1) Membaca skenario sehingga betul-betul memahami dan menyatu dengan isi dan tuntutan skenario baik secara teknis maupun artistik.

2) Mempersiapkan artis (pemain) dan kru sesuai dengan tuntutan skenario.

3) Mencari tempat (lokasi) shooting sesuai dengan tuntutan skenario.

4) Membantu produser (pihak manajemen) dalam menghitung budget/biaya produksi.

5) Mencari tenaga profesional sebagai pendamping di antaranya penata artistik, kamerawan, staf sutradara, unit produksi, editor, dan penata musik.

6) Mengadakan pelatihan dan pengarahan kepada calon pemain dan kru tentang penafsiran skenario yang akan diproduksi.

Hal-hal yang menjadi catatan harus dikerjakan sutradara, menurut Sulistiyono (2011) adalah:

1) melakukan BREAKDOWN atau membedah naskah

2) membuat DIRECTOR’S TREATMENT

3) membuat STORYBOARD

4) membuat DIRECTOR'S SHOT LIST

Breakdown naskah adalah upaya mengurai naskah menjadi unit-unit kecil sesuai kebutuhan artistik maupun teknik agar produksi dapat, dilakukan secara terstruktur dan efisien.

Uraian tersebut dikelompokkan berdasarkan klasifikasi tertentu seperti pemain/narasumber, extras/pemain pendukung, setting/lokasi, properti, kostum, make-up, musik/efek suara, dan kebutuhan-kebutuhan lain.

Breakdown naskah adalah upaya mengurai naskah menjadi unit-unit kecil sesuai kebutuhan artistik maupun teknik agar produksi dapat, dilakukan secara terstruktur dan efisien.

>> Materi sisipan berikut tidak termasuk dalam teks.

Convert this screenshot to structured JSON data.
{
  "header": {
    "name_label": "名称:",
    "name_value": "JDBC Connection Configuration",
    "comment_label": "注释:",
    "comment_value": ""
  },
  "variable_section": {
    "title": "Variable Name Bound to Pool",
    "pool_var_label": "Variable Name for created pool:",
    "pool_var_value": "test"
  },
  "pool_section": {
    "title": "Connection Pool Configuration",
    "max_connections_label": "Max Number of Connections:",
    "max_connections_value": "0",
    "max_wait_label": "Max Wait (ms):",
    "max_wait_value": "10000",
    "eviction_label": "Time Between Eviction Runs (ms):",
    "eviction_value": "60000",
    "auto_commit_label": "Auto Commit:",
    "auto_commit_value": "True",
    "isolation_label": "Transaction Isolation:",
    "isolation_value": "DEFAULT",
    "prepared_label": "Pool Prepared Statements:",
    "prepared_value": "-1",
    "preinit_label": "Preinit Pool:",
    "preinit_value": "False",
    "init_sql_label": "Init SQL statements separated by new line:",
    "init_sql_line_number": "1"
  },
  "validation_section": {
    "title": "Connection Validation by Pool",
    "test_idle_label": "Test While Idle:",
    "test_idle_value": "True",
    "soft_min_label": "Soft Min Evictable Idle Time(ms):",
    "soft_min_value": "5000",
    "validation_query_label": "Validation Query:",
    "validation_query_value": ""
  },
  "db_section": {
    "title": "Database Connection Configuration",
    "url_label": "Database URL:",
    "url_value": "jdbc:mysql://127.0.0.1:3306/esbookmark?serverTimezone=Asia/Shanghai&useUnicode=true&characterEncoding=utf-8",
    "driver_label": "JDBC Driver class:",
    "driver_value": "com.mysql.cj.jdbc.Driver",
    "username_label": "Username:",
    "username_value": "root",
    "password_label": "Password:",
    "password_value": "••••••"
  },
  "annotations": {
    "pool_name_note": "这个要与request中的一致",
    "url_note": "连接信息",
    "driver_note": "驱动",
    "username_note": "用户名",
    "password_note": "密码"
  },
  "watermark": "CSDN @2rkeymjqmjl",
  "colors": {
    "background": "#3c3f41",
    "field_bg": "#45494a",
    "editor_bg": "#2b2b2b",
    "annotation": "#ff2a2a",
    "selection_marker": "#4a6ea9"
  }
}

Uraian tersebut dikelompokkan berdasarkan klasifikasi tertentu seperti pemain/narasumber, extras/pemain pendukung, setting/lokasi, properti, kostum, make-up, musik/efek suara, dan kebutuhan-kebutuhan lain.

Director’s Treatment adalah sebuah catatan detail yang menginformasikan analisis (rancangan) visual dari seorang director/sutradara terhadap program yang akan dibuat. Director’s Treatment harus mampu menggambarkan konsep dan gaya penyutradaraan secara visual serta mudah dipahami setiap departemen dalam produksi program tersebut. Unsur-unsur director’s treatment meliputi deskripsi singkat program sesuai visi director/sutradara, antara lain karakter pemain/narasumber, konsep lokasi, artistik (set, kostum, make up), videografi, editing, suara, dan grafis. Director’s treatment biasanya dilengkapi potongan gambar referensi dari setiap konsep yang akan diajukan

Storyboard adalah rangkaian gambar menyerupai komik yang merupakan penggambaran tiap adegan sesuai naskah. Storyboard yang baik adalah storyboard yang secara visual sudah berbicara banyak mengenai apa yang akan disampaikan. Isi board tersebut telah disepakati oleh semua pihak yang berkepentingan (Eugene Panji, Sutradara).

Floor plan adalah rancangan yang memberi informasi tentang blocking pemain, blocking kamera, lighting serta informasi bentuk dan ukuran dari set dilihat dari atas (top view).

Shot-List adalah daftar rencana shot yang berisi uraian pengambilan gambar dari tiap adegan secara detail.

 Contoh breakdown naskah:

VISUAL :

Sore hari di sebuah jembatan nampak 2 orang petani sedang mengendarai sepeda.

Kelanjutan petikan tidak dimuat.